Research to move away from fossil fuels and convert them to environmentally friendly and sustainable hydrogen energy is well underway around the world to solve the energy crisis and environmental problems. Recently, a research team at POSTECH has proposed a way to efficiently produce hydrogen fuel through water-electrolysis using cheap and readily available nickel as an electrocatalyst, green lighting the hydrogen economy era.
The research team designed a highly effective catalyst by combining earth-abundant nickel with a series of oxophilic metal transition elements to optimize the adsorption capabilities of alkaline HER. The team also demonstrated that the incorporation of oxophilic doping can effectively control the adsorption properties of the surface of Ni-based catalysts. This research is significant in that it provides the scientific foundation for the high performance and commercialization of a sustainable hydrogen energy conversion system.
Researchers proposed a way to efficiently produce hydrogen fuel via water-electrolysis using inexpensive and readily available nickel as an electrocatalyst, greenlighting the era of a hydrogen economy.
A POSTECH research team led by Professor Jong Kyu Kim and Ph.D. candidate Jaerim Kim of the Department of Materials Science and Engineering and a team led by Professor Jeong Woo Han and Ph.D. candidate Hyeonjung Jung of the Department of Chemical Engineering have jointly developed a highly efficient nickel-based catalyst system doped with oxophilic metal transition atoms and co-identified a nickel-based catalyst system. Recognized for their relevance, these findings were presented as the front cover paper for the Journal of the American Chemical Society.

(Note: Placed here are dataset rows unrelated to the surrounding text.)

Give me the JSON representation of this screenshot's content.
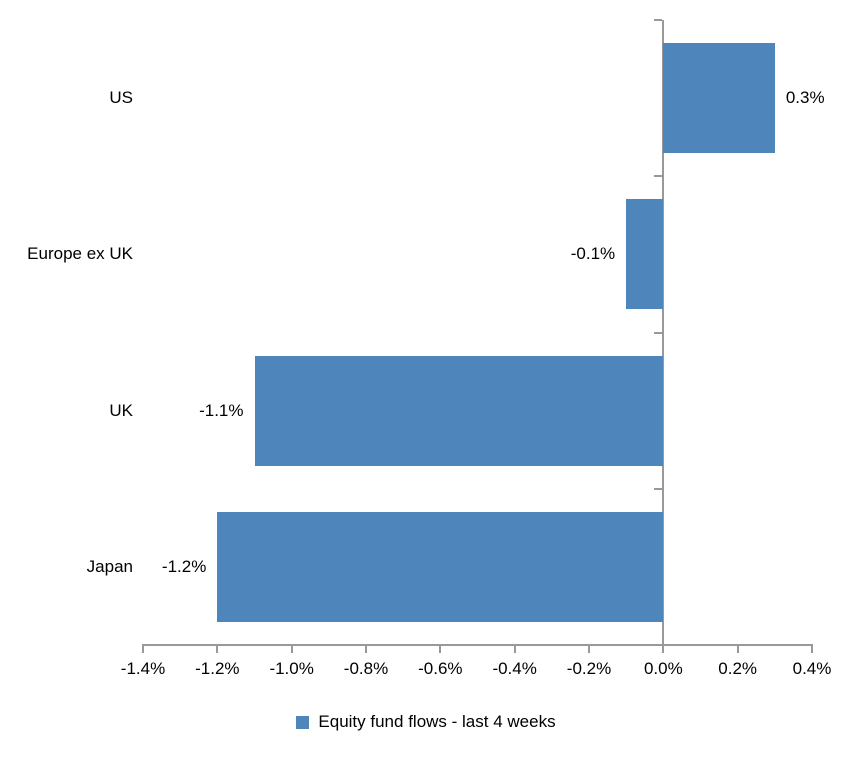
{
  "chart_data": {
    "type": "bar",
    "orientation": "horizontal",
    "title": "",
    "categories": [
      "US",
      "Europe ex UK",
      "UK",
      "Japan"
    ],
    "values": [
      0.3,
      -0.1,
      -1.1,
      -1.2
    ],
    "value_labels": [
      "0.3%",
      "-0.1%",
      "-1.1%",
      "-1.2%"
    ],
    "series": [
      {
        "name": "Equity fund flows - last 4 weeks",
        "values": [
          0.3,
          -0.1,
          -1.1,
          -1.2
        ]
      }
    ],
    "series_name": "Equity fund flows - last 4 weeks",
    "xlabel": "",
    "ylabel": "",
    "xlim": [
      -1.4,
      0.4
    ],
    "x_ticks": [
      -1.4,
      -1.2,
      -1.0,
      -0.8,
      -0.6,
      -0.4,
      -0.2,
      0.0,
      0.2,
      0.4
    ],
    "x_tick_labels": [
      "-1.4%",
      "-1.2%",
      "-1.0%",
      "-0.8%",
      "-0.6%",
      "-0.4%",
      "-0.2%",
      "0.0%",
      "0.2%",
      "0.4%"
    ],
    "grid": false,
    "legend_position": "bottom",
    "bar_color": "#4E86BC",
    "axis_color": "#999999",
    "text_color": "#000000",
    "background_color": "#FFFFFF"
  },
  "legend": {
    "label": "Equity fund flows - last 4 weeks",
    "marker_color": "#4E86BC"
  }
}
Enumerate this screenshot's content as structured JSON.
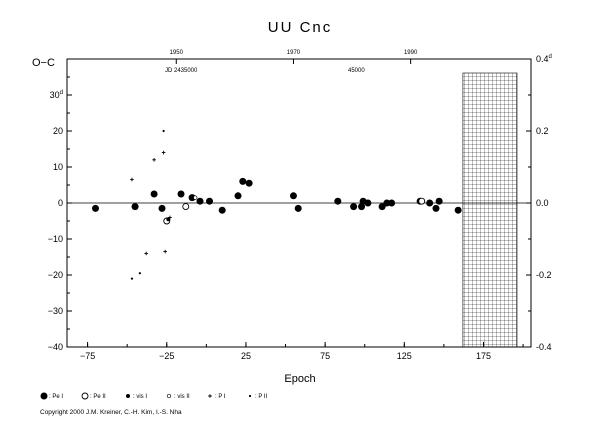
{
  "chart_data": {
    "type": "scatter",
    "title": "UU Cnc",
    "xlabel": "Epoch",
    "ylabel": "O−C",
    "ylabel_unit": "d",
    "y2label_unit": "d",
    "top_axis_label": "JD 2435000",
    "top_axis_jd_label": "45000",
    "xlim": [
      -88,
      205
    ],
    "ylim": [
      -40,
      40
    ],
    "y2lim": [
      -0.4,
      0.4
    ],
    "x_ticks": [
      -75,
      -25,
      25,
      75,
      125,
      175
    ],
    "y_ticks": [
      -40,
      -30,
      -20,
      -10,
      0,
      10,
      20,
      30
    ],
    "y_tick_top_label": "30",
    "y2_ticks": [
      -0.4,
      -0.2,
      0.0,
      0.2,
      0.4
    ],
    "y2_tick_labels": [
      "-0.4",
      "-0.2",
      "0.0",
      "0.2",
      "0.4"
    ],
    "top_year_ticks": [
      {
        "epoch": -19,
        "label": "1950"
      },
      {
        "epoch": 55,
        "label": "1970"
      },
      {
        "epoch": 129,
        "label": "1990"
      }
    ],
    "hatched_region_start_epoch": 162,
    "grid": false,
    "series": [
      {
        "name": "Pe I",
        "marker": "filled-circle-large",
        "points": [
          [
            -70,
            -1.5
          ],
          [
            -45,
            -1
          ],
          [
            -33,
            2.5
          ],
          [
            -28,
            -1.5
          ],
          [
            -16,
            2.5
          ],
          [
            -9,
            1.5
          ],
          [
            -4,
            0.5
          ],
          [
            2,
            0.5
          ],
          [
            10,
            -2
          ],
          [
            20,
            2
          ],
          [
            23,
            6
          ],
          [
            27,
            5.5
          ],
          [
            55,
            2
          ],
          [
            58,
            -1.5
          ],
          [
            83,
            0.5
          ],
          [
            93,
            -1
          ],
          [
            98,
            -1
          ],
          [
            99,
            0.5
          ],
          [
            102,
            0
          ],
          [
            111,
            -1
          ],
          [
            114,
            0
          ],
          [
            117,
            0
          ],
          [
            135,
            0.5
          ],
          [
            141,
            0
          ],
          [
            145,
            -1.5
          ],
          [
            147,
            0.5
          ],
          [
            159,
            -2
          ]
        ]
      },
      {
        "name": "Pe II",
        "marker": "open-circle-large",
        "points": [
          [
            -25,
            -5
          ],
          [
            -13,
            -1
          ],
          [
            136,
            0.5
          ]
        ]
      },
      {
        "name": "vis I",
        "marker": "filled-circle-small",
        "points": [
          [
            -24,
            -4.5
          ]
        ]
      },
      {
        "name": "vis II",
        "marker": "open-circle-small",
        "points": [
          [
            -7,
            1.5
          ]
        ]
      },
      {
        "name": "P I",
        "marker": "plus",
        "points": [
          [
            -47,
            6.5
          ],
          [
            -38,
            -14
          ],
          [
            -33,
            12
          ],
          [
            -27,
            14
          ],
          [
            -26,
            -13.5
          ],
          [
            -23,
            -4
          ]
        ]
      },
      {
        "name": "P II",
        "marker": "dot",
        "points": [
          [
            -47,
            -21
          ],
          [
            -42,
            -19.5
          ],
          [
            -27,
            20
          ]
        ]
      }
    ]
  },
  "legend": {
    "items": [
      {
        "label": ": Pe I",
        "marker": "filled-circle-large"
      },
      {
        "label": ": Pe II",
        "marker": "open-circle-large"
      },
      {
        "label": ": vis I",
        "marker": "filled-circle-small"
      },
      {
        "label": ": vis II",
        "marker": "open-circle-small"
      },
      {
        "label": ": P I",
        "marker": "plus"
      },
      {
        "label": ": P II",
        "marker": "dot"
      }
    ]
  },
  "copyright": "Copyright 2000 J.M. Kreiner, C.-H. Kim, I.-S. Nha"
}
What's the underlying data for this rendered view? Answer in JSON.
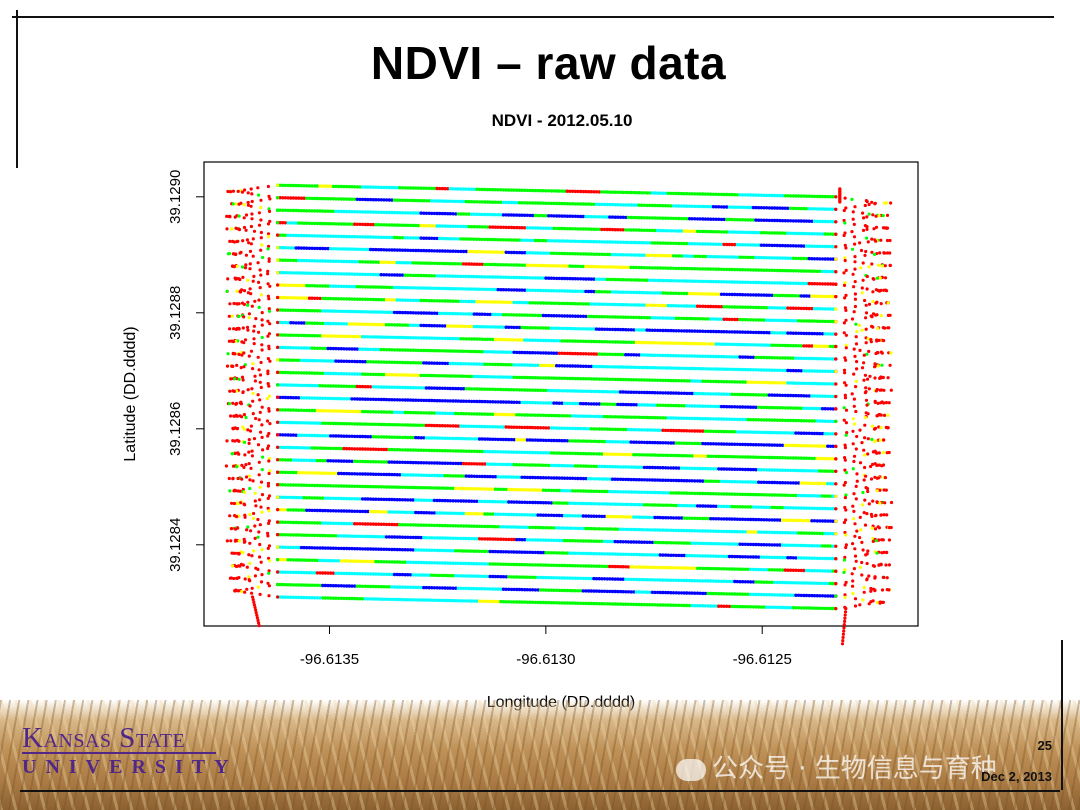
{
  "slide": {
    "title": "NDVI – raw data",
    "page_number": "25",
    "date": "Dec 2, 2013"
  },
  "logo": {
    "name": "Kansas State",
    "university": "UNIVERSITY",
    "brand_color": "#512888"
  },
  "watermark": {
    "text": "公众号 · 生物信息与育种"
  },
  "chart_data": {
    "type": "scatter",
    "title": "NDVI - 2012.05.10",
    "xlabel": "Longitude (DD.dddd)",
    "ylabel": "Latitude (DD.dddd)",
    "xlim": [
      -96.61379,
      -96.61214
    ],
    "ylim": [
      39.12826,
      39.12906
    ],
    "xticks": [
      -96.6135,
      -96.613,
      -96.6125
    ],
    "xtick_labels": [
      "-96.6135",
      "-96.6130",
      "-96.6125"
    ],
    "yticks": [
      39.1284,
      39.1286,
      39.1288,
      39.129
    ],
    "ytick_labels": [
      "39.1284",
      "39.1286",
      "39.1288",
      "39.1290"
    ],
    "grid": false,
    "palette": [
      "#ff0000",
      "#ffff00",
      "#00ff00",
      "#00ffff",
      "#0000ff"
    ],
    "passes": {
      "count": 34,
      "x_start": -96.61362,
      "x_end": -96.61233,
      "y_top_start": 39.12902,
      "y_top_end": 39.129,
      "y_bottom_start": 39.12831,
      "y_bottom_end": 39.12829
    },
    "turnaround": {
      "west_x": -96.61374,
      "east_x": -96.6122
    }
  }
}
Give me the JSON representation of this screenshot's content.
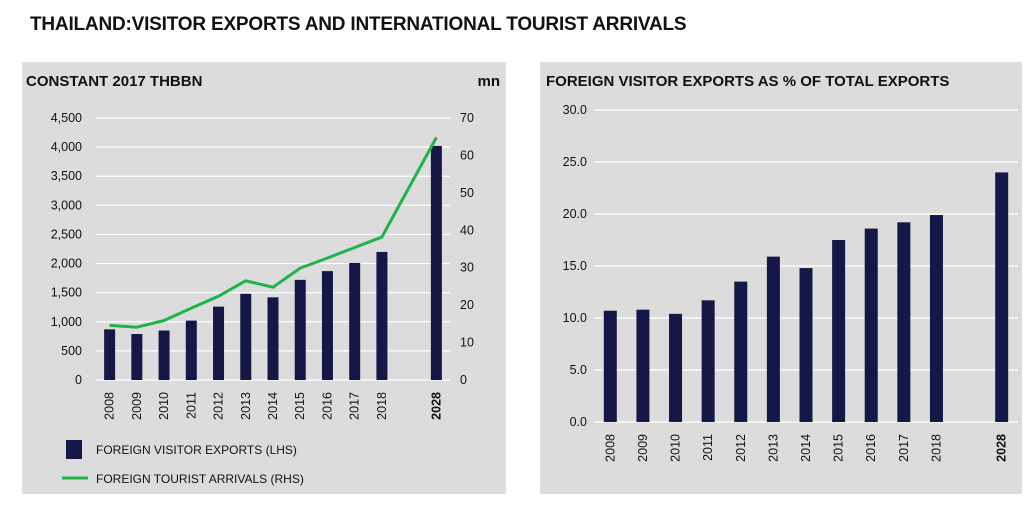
{
  "page_title": "THAILAND:VISITOR EXPORTS AND INTERNATIONAL TOURIST ARRIVALS",
  "colors": {
    "bar": "#151846",
    "line": "#1fb34a",
    "grid": "#ffffff",
    "panel": "#dcdcdc"
  },
  "chart_data": [
    {
      "type": "bar",
      "title": "CONSTANT 2017 THBBN",
      "y2_unit_label": "mn",
      "categories": [
        "2008",
        "2009",
        "2010",
        "2011",
        "2012",
        "2013",
        "2014",
        "2015",
        "2016",
        "2017",
        "2018",
        "2028"
      ],
      "y_ticks": [
        "0",
        "500",
        "1,000",
        "1,500",
        "2,000",
        "2,500",
        "3,000",
        "3,500",
        "4,000",
        "4,500"
      ],
      "y2_ticks": [
        "0",
        "10",
        "20",
        "30",
        "40",
        "50",
        "60",
        "70"
      ],
      "ylim": [
        0,
        4500
      ],
      "y2lim": [
        0,
        70
      ],
      "grid": true,
      "legend_position": "bottom-left",
      "series": [
        {
          "name": "FOREIGN VISITOR EXPORTS (LHS)",
          "type": "bar",
          "axis": "left",
          "values": [
            870,
            790,
            850,
            1020,
            1260,
            1480,
            1420,
            1720,
            1870,
            2010,
            2200,
            4020
          ]
        },
        {
          "name": "FOREIGN TOURIST ARRIVALS (RHS)",
          "type": "line",
          "axis": "right",
          "values": [
            14.6,
            14.1,
            15.9,
            19.2,
            22.4,
            26.5,
            24.8,
            29.9,
            32.6,
            35.4,
            38.2,
            64.8
          ]
        }
      ]
    },
    {
      "type": "bar",
      "title": "FOREIGN VISITOR EXPORTS AS % OF TOTAL EXPORTS",
      "categories": [
        "2008",
        "2009",
        "2010",
        "2011",
        "2012",
        "2013",
        "2014",
        "2015",
        "2016",
        "2017",
        "2018",
        "2028"
      ],
      "y_ticks": [
        "0.0",
        "5.0",
        "10.0",
        "15.0",
        "20.0",
        "25.0",
        "30.0"
      ],
      "ylim": [
        0,
        30
      ],
      "grid": true,
      "series": [
        {
          "name": "",
          "values": [
            10.7,
            10.8,
            10.4,
            11.7,
            13.5,
            15.9,
            14.8,
            17.5,
            18.6,
            19.2,
            19.9,
            24.0
          ]
        }
      ]
    }
  ]
}
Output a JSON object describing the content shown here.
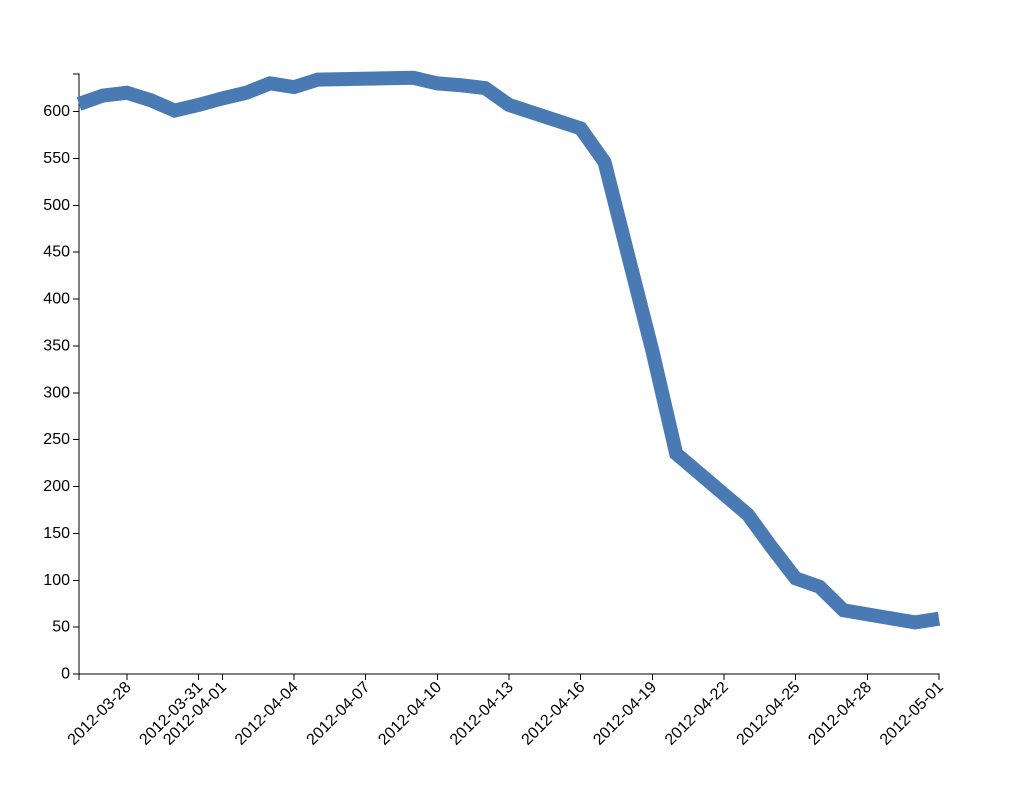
{
  "chart_data": {
    "type": "line",
    "title": "",
    "xlabel": "",
    "ylabel": "",
    "grid": false,
    "legend": "none",
    "xlim": [
      "2012-03-26",
      "2012-05-01"
    ],
    "ylim": [
      0,
      640
    ],
    "x_ticks": [
      "2012-03-28",
      "2012-03-31",
      "2012-04-01",
      "2012-04-04",
      "2012-04-07",
      "2012-04-10",
      "2012-04-13",
      "2012-04-16",
      "2012-04-19",
      "2012-04-22",
      "2012-04-25",
      "2012-04-28",
      "2012-05-01"
    ],
    "y_ticks": [
      "0",
      "50",
      "100",
      "150",
      "200",
      "250",
      "300",
      "350",
      "400",
      "450",
      "500",
      "550",
      "600"
    ],
    "series": [
      {
        "color": "#4a7ab4",
        "x": [
          "2012-03-26",
          "2012-03-27",
          "2012-03-28",
          "2012-03-29",
          "2012-03-30",
          "2012-03-31",
          "2012-04-01",
          "2012-04-02",
          "2012-04-03",
          "2012-04-04",
          "2012-04-05",
          "2012-04-09",
          "2012-04-10",
          "2012-04-11",
          "2012-04-12",
          "2012-04-13",
          "2012-04-16",
          "2012-04-17",
          "2012-04-18",
          "2012-04-19",
          "2012-04-20",
          "2012-04-23",
          "2012-04-24",
          "2012-04-25",
          "2012-04-26",
          "2012-04-27",
          "2012-04-30",
          "2012-05-01"
        ],
        "y": [
          608,
          617,
          620,
          612,
          601,
          607,
          614,
          620,
          630,
          626,
          634,
          636,
          630,
          628,
          625,
          607,
          582,
          546,
          445,
          345,
          235,
          170,
          135,
          102,
          93,
          68,
          55,
          59
        ]
      }
    ]
  }
}
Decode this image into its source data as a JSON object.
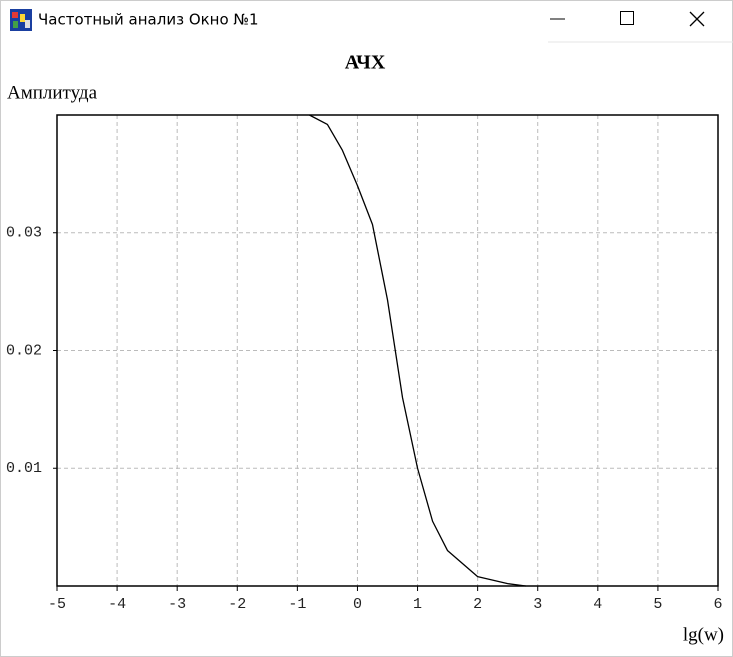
{
  "window": {
    "title": "Частотный анализ Окно №1"
  },
  "chart_data": {
    "type": "line",
    "title": "АЧХ",
    "y_label": "Амплитуда",
    "x_label": "lg(w)",
    "x": [
      -0.8,
      -0.5,
      -0.25,
      0,
      0.25,
      0.5,
      0.75,
      1,
      1.25,
      1.5,
      2,
      2.5,
      2.8
    ],
    "values": [
      0.04,
      0.0392,
      0.037,
      0.034,
      0.0307,
      0.0243,
      0.016,
      0.01,
      0.0055,
      0.003,
      0.0008,
      0.0002,
      0
    ],
    "color": "#000000",
    "xlim": [
      -5,
      6
    ],
    "xticks": [
      -5,
      -4,
      -3,
      -2,
      -1,
      0,
      1,
      2,
      3,
      4,
      5,
      6
    ],
    "ylim": [
      0,
      0.04
    ],
    "yticks": [
      0.01,
      0.02,
      0.03
    ],
    "grid": true
  }
}
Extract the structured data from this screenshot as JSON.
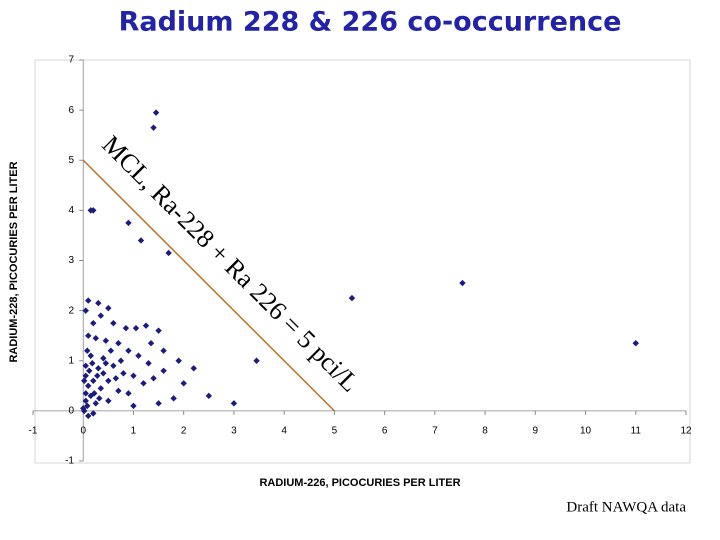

A fuel cell is an eco-friendly power generation device that produces electricity using a chemical reaction in which oxygen (O2) and hydrogen (H2) produce water (H2O). During this process, the reduction of water electrolysis occurs as a counter-reaction that dissociates water to generate hydrogen fuel. This is known to be the most environmentally safe and sustainable way of producing high-purity hydrogen fuel in large quantities. However, it is costly and inefficient because it requires the use of precious metals as electrodes.
In order to reduce the unit cost of hydrogen fuel produced by water-electrolysis, it is essential to develop a highly active, stable, and inexpensive electrochemical catalyst capable of maximizing hydrogen production performance. To this end, the joint research team designed a highly effective catalyst by combining earth-abundant nickel with a series of oxophilic metal transition elements to optimize the adsorption capabilities of alkaline HER. The team also demonstrated that the incorporation of oxophilic doping can effectively control the adsorption properties of the surface of Ni-based catalysts.
In order to further enhance the HER activity of Ni-based catalysts, researchers have introduced a unique 3-dimensional (3D) nanohelix (NH) array, easily manufactured by an oblique-angle co-position method, for abundant surface active sites, efficient charging pathways, and open mass transport channels. They successfully manufactured highly active and stable Cr-incorporated Ni NH catalytic converters with excellent hydrogen production efficiency with reduced overvoltage more than four times compared to conventional nickel-based thin-film catalysts.
“This research is significant in that it provides the scientific foundation for the high-performance and commercialization of a sustainable hydrogen energy conversion system,” explained Professor Jong Kyu Kim, the author of the paper. “Core concepts of the design strategy and experimental methodology for efficient bimetallic electrocatalysts can be applied not only to water electrolysis, but also to fuel cells, carbon dioxide reduction, and photoelectrochemical systems. It is expected that securing this original technology will have significant ripple effects and technological expansion in the energy sector of the environment.”
Professor Jeong Woo Han, a co-corresponding author of the paper, added, “Computational chemistry has dramatically accelerated the reaction of water electrolysis by quickly finding bimetals capable of controlling the catalytic adsorption strength to allow the manufacture of bimetallic electrocatalysts using only non-precious materials.”